In Newman and Barkema's Monte Carlo Methods in mathematical physics, on page 23-24, the following claim is made:
"Assume we have a function f(x) and the integral $I(x)=\int_0^xf(x')dx'$. Then pick a uniform random number $h\in(0,x)$ and another one $v\in(0,1)$. The probability that the point $(h,v)$ is below the graph $(x,f(x))$ is then given by $P(x)=I(x)/x$."
Trying to understand this I made up some examples, and this one confuses me: $f(x)=x$. Then we have $P(x)=I(x)/x=\frac{1}{2}x^2/x=\frac{1}{2}x$. In other words, $x>2$ gives $P>1$. Do they assume some sort of normalization here?

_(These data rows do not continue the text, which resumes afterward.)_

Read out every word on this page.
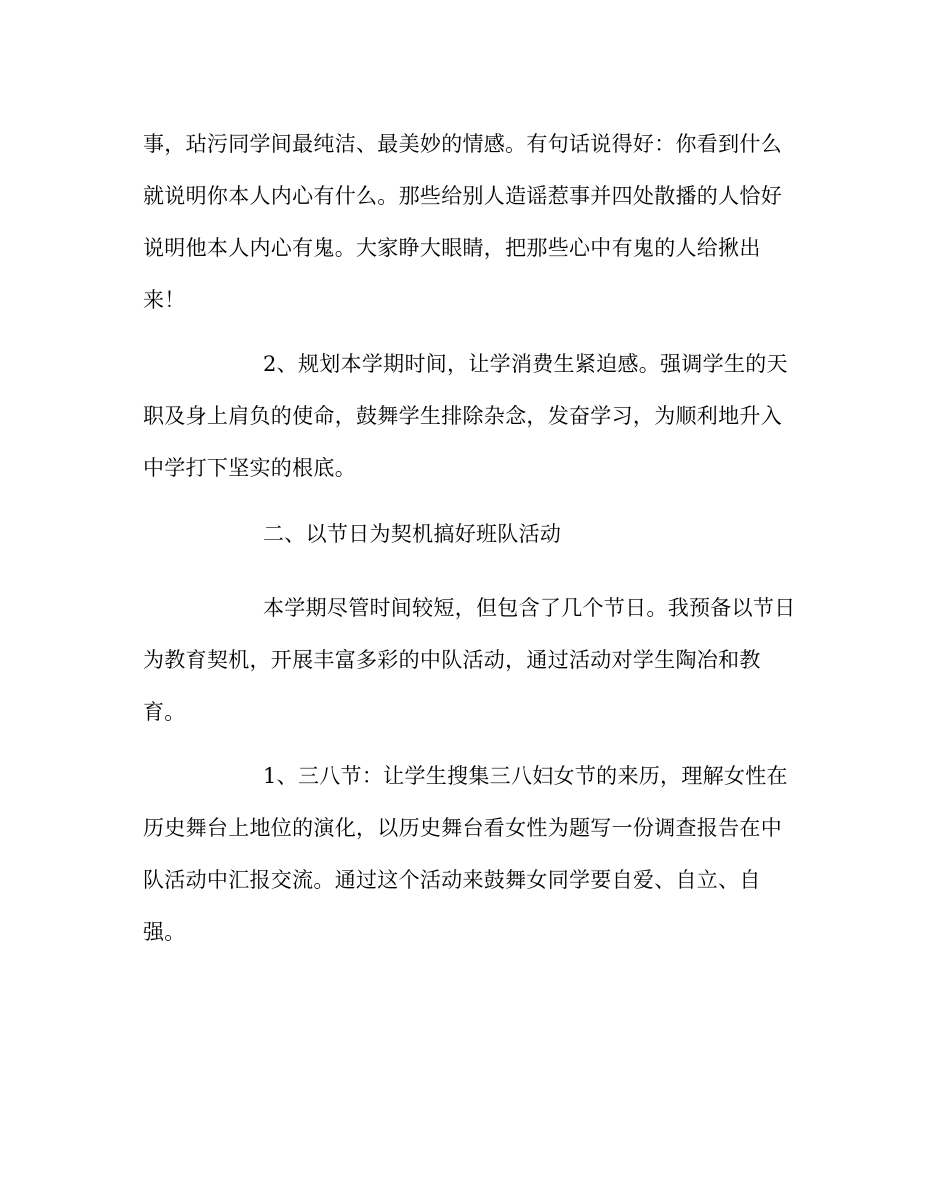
事，玷污同学间最纯洁、最美妙的情感。有句话说得好：你看到什么
就说明你本人内心有什么。那些给别人造谣惹事并四处散播的人恰好
说明他本人内心有鬼。大家睁大眼睛，把那些心中有鬼的人给揪出
来！
2、规划本学期时间，让学消费生紧迫感。强调学生的天
职及身上肩负的使命，鼓舞学生排除杂念，发奋学习，为顺利地升入
中学打下坚实的根底。
二、以节日为契机搞好班队活动
本学期尽管时间较短，但包含了几个节日。我预备以节日
为教育契机，开展丰富多彩的中队活动，通过活动对学生陶冶和教
育。
1、三八节：让学生搜集三八妇女节的来历，理解女性在
历史舞台上地位的演化，以历史舞台看女性为题写一份调查报告在中
队活动中汇报交流。通过这个活动来鼓舞女同学要自爱、自立、自
强。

Also, is there an easy explanation of why their claim is true?
I suspect the intent is for $f(x)$ to be a probability distribution function, a CDF, or some other function that is always between $0$ and $1$. If that constraint is added, then the function $I(x)$ just gives you the area under the curve $f(x)$ from $0$ to $x$, and that area is contained in the box bounded by $X=(0,x)$ and $Y=(0,1)$. If you then pick a uniform random number from that box, the probability that it falls under the curve $f$ is the area under the curve, which is $I(x)$, divided by the total area of the box, which is $1\times x=x$.
If $f$ goes outside of $[0,1]$, then the statement isn't guaranteed to make sense. I don't have the book, but if I were you I'd check the rest of the chapter for comments that they'll be limiting the conversation to functions whose values are between $0$ and $1$.